Traditionally risky assets will continue to perform well but with high volatility amid persisting turbulence in the global markets.

This is the view of Francois van der Merwe, Head of Macro Research at Novare Investments. He said historically low interest rates will fuel investors’ search for yield and cause assets deemed risky to continue performing well.

“In an environment where markets react to daily data releases, one can expect volatility to remain. However, as investors move up the risk spectrum, we believe that equities will continue to perform,” said Ven der Merwe.

He added that three key issues continue to shape financial markets; the European debt crisis, the fiscal position and strength of the US economy, and the Chinese economy’s ability to avoid a severe slowdown.

The European debt crisis has improved, but is far from resolved. Political uncertainty clouds prospects and the economic outlook is anaemic. In China there are signs that growth might have bottomed in the first quarter with industrial production picking up and labour demand firm. Economic growth should stay well above the government target of 7.5%.

The US recovery has taken on more shape, but conditions remain fragile. The rate of job creation has been positive for consumer spending and banks are well capitalised. They have started easing lending standards and there are signs the housing market is stabilising. Monetary conditions should remain accommodative.

Van der Merwe commented: “Below-trend global economic growth should not put any pressure on inflation which has been decelerating. These factors should be supportive of risky assets, including equities.

“Equity valuations have rebounded after the strong bull run at the start of the year, but they remain attractive compared to historical levels. Although we don’t foresee the emergence of a sustained bond bear market yet, the supporting factors that have kept government bond yields low are fading.”

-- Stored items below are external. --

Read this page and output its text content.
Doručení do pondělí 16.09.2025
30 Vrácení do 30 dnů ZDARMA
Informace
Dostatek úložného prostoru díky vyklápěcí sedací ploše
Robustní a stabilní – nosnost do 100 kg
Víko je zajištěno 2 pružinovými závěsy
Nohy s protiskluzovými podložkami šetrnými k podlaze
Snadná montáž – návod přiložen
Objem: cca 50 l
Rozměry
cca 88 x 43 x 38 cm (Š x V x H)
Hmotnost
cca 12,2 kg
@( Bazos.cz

On the domestic economy, van der Merwe said there were indications of a potential slow-down in consumer spending, but manufacturing should take up some of the slack. Money markets are pricing in the probability of one interest rate hike in the next 12 months. “The inflation outlook is mixed, but we fear that higher fuel and administered prices pose upside risks to consumer prices,” he added.

Novare Investments expects company earnings, although elevated, to remain sufficiently firm to drive stock market returns over the next 12 months. “From a price: earnings perspective, the JSE is attractively valued. We are cognisant of the risks facing equities, but attribute a low probability to these scenarios.

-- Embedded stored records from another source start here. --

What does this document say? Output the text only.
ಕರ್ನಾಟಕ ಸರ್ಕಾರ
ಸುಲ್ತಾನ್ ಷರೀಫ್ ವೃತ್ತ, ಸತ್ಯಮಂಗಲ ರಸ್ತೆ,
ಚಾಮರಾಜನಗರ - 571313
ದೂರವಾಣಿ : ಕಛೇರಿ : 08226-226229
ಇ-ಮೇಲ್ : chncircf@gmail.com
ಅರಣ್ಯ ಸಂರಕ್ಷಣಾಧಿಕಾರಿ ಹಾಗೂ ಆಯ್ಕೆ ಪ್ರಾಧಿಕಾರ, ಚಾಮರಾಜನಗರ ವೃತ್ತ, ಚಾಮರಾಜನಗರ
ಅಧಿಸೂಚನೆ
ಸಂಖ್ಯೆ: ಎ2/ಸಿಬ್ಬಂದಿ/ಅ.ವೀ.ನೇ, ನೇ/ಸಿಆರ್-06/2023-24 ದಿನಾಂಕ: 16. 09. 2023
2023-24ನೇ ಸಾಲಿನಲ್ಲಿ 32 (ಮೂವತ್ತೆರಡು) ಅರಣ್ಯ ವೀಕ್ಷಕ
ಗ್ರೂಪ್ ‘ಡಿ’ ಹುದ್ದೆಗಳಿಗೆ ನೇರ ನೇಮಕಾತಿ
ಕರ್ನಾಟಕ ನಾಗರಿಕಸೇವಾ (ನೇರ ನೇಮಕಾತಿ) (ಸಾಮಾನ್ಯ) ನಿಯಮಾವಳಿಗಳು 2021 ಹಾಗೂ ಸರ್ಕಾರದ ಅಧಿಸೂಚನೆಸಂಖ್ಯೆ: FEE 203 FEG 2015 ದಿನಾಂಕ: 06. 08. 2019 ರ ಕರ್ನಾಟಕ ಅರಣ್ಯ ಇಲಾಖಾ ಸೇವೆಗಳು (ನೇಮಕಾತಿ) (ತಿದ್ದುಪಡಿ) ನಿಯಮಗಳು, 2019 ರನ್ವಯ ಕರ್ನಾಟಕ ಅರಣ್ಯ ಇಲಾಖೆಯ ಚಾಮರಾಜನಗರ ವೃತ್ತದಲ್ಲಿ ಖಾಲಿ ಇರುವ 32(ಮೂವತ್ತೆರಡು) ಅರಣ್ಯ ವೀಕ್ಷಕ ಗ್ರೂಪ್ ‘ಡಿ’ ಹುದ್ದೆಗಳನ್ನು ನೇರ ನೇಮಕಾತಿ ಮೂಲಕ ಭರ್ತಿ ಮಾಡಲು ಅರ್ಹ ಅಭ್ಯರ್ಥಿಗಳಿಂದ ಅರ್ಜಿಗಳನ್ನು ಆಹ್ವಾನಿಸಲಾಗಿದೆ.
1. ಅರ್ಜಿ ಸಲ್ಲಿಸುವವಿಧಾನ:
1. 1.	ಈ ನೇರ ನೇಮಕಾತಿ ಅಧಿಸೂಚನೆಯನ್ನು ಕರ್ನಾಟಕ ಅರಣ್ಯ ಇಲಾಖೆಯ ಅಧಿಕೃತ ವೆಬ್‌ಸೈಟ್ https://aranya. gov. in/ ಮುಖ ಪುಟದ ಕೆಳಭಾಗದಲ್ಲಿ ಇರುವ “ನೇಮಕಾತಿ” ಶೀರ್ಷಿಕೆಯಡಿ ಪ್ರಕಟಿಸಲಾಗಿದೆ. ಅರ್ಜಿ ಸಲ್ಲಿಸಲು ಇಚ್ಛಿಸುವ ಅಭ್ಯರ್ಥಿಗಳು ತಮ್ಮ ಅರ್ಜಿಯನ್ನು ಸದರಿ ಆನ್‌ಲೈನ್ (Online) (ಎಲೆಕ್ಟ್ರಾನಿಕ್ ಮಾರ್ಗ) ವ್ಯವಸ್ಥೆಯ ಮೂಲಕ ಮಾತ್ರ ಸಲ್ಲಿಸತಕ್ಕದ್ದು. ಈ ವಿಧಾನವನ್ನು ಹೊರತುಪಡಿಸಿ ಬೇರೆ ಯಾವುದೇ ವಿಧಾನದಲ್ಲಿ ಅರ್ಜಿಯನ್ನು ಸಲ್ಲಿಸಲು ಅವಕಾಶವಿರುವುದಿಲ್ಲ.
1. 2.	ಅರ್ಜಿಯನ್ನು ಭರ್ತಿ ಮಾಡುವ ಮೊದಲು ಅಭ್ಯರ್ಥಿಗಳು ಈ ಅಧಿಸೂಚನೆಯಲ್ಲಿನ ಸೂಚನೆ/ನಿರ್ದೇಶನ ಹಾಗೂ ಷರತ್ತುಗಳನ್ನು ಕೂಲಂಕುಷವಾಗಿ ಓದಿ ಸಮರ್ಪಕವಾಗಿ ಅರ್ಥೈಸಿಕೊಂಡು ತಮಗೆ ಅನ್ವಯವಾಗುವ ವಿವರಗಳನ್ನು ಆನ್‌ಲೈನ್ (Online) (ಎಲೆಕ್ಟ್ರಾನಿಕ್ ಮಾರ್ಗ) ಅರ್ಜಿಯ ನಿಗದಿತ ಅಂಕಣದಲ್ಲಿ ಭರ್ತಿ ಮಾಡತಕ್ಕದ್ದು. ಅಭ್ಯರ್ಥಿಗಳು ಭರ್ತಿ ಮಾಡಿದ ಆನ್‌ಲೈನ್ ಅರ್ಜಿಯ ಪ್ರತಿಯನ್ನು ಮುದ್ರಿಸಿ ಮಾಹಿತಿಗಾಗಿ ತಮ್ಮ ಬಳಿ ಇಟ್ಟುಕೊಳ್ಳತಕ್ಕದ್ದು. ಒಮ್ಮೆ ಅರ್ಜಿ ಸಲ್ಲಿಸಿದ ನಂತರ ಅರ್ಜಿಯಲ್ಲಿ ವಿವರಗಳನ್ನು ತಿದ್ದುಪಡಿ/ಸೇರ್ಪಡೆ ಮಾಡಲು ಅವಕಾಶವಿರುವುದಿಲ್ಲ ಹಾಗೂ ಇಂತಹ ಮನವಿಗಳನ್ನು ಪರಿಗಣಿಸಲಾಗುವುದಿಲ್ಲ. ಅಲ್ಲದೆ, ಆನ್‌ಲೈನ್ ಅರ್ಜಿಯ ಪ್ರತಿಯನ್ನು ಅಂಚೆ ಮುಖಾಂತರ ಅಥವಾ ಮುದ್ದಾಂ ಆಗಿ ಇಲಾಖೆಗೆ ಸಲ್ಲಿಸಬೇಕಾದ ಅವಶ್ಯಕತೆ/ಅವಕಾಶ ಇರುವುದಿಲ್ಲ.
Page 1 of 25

“The domestic bond market might experience some support from foreign investors buying for the yield pick-up, but from a valuation perspective we find them unattractive. There is pressure on the government’s budget as expenditure as a percentage of GDP is high in an environment where it will be difficult to boost GDP growth.

“Credit rating agencies have warned that economic and social problems may feed into the political debate, which will put pressure on the policy framework. And lastly, we are worried about upside inflationary pressures. The risk has increased that bonds will underperform cash over the next 12 months,” said van der Merwe.